Chances are high you are one of very few users of this setup, and it‘s awesome that you put your idea into the open instead of being satisfied with your hack. Why not submit a PR and include your reasoning? Seems like ideally it is just one line of code. I‘ll be happy to review if you reference the PR in this thread. That would be yet another little thing that Just Works™, and your contribution will make NixOS and the world a better place.
However, this still doesn’t fly for me. In the journal at boot, I can clearly see that the ACME renewal is started after Unbound, but it still fails:
Aug 10 04:42:29 henrimenke.com systemd[1]: Started Unbound recursive Domain Name Server.
Aug 10 04:42:29 henrimenke.com systemd[1]: Reached target Host and Network Name Lookups.
Aug 10 04:42:29 henrimenke.com systemd[1]: Starting Renew ACME Certificate for henrimenke.com...
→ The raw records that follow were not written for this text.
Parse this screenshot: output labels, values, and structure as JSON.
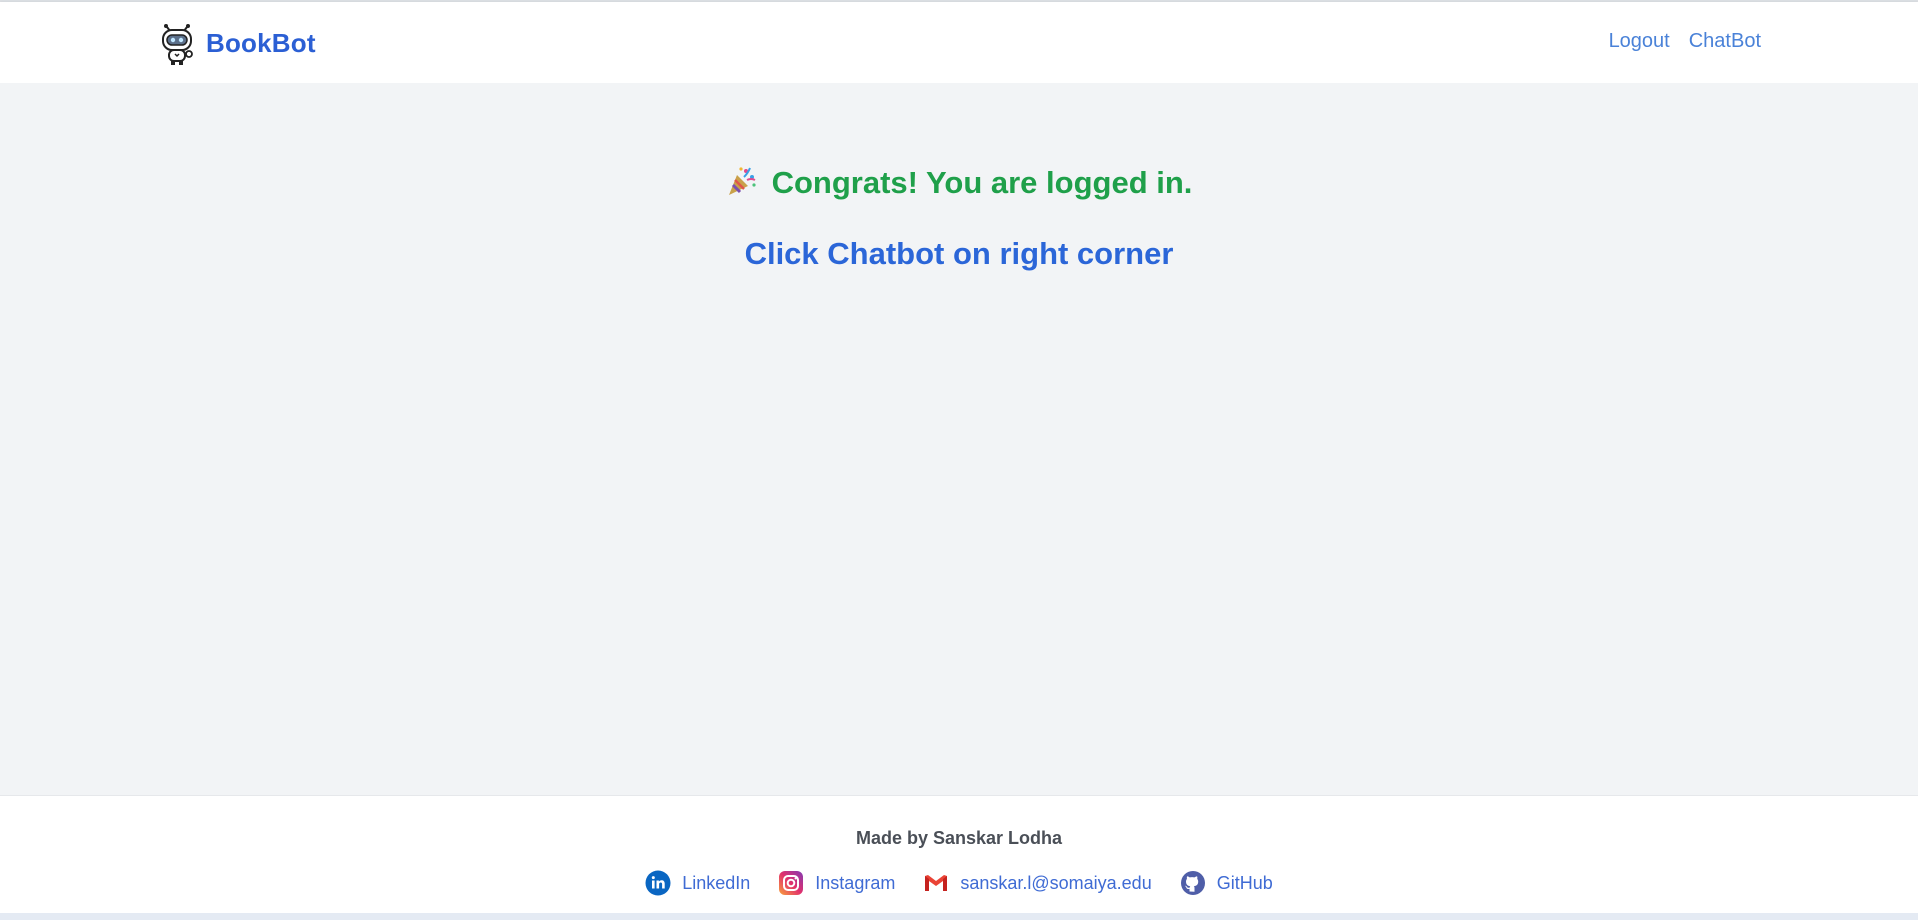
{
  "header": {
    "brand": "BookBot",
    "nav": [
      {
        "label": "Logout"
      },
      {
        "label": "ChatBot"
      }
    ]
  },
  "main": {
    "congrats": "Congrats! You are logged in.",
    "instruction": "Click Chatbot on right corner"
  },
  "footer": {
    "made_by": "Made by Sanskar Lodha",
    "links": [
      {
        "label": "LinkedIn",
        "icon": "linkedin-icon"
      },
      {
        "label": "Instagram",
        "icon": "instagram-icon"
      },
      {
        "label": "sanskar.l@somaiya.edu",
        "icon": "gmail-icon"
      },
      {
        "label": "GitHub",
        "icon": "github-icon"
      }
    ]
  },
  "colors": {
    "brand": "#2b5fd4",
    "nav_link": "#4a82d8",
    "success": "#1fa04a",
    "instruction": "#2b66d8",
    "background": "#f2f4f6"
  }
}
Aug 10 04:42:29 henrimenke.com yz6frbp9w9s150pq449sxva06iyk95fz-acme-start[790]: 2020/08/10 04:42:29 Could not create client: get directory at 'https://acme-v02.api.letsencrypt.org/directory': Get "https://acme-v02.api.letsencrypt.org/directory": dial tcp: lookup acme-v02.api.letsencrypt.org: no such host
Aug 10 04:42:29 henrimenke.com yz6frbp9w9s150pq449sxva06iyk95fz-acme-start[790]: 2020/08/10 04:42:29 Could not create client: get directory at 'https://acme-v02.api.letsencrypt.org/directory': Get "https://acme-v02.api.letsencrypt.org/directory": dial tcp: lookup acme-v02.api.letsencrypt.org: no such host
Aug 10 04:42:30 henrimenke.com systemd[1]: acme-henrimenke.com.service: Main process exited, code=exited, status=1/FAILURE
Aug 10 04:42:30 henrimenke.com systemd[1]: acme-henrimenke.com.service: Failed with result 'exit-code'.
Aug 10 04:42:30 henrimenke.com systemd[1]: Failed to start Renew ACME Certificate for henrimenke.com.
Unfortunately it can’t fix that outside of system start. The way that NixOS is currently changing generations doesn’t allow enforcing service dependencies in targets that have previously been reached. It is a limitation with systemctl. There was some talk about rewriting our activation script with that limitation in mind but nobody has put in a lot of effort yet. @arianvp is one of those that I discussed it with in #nixos-systemd (on Freenode).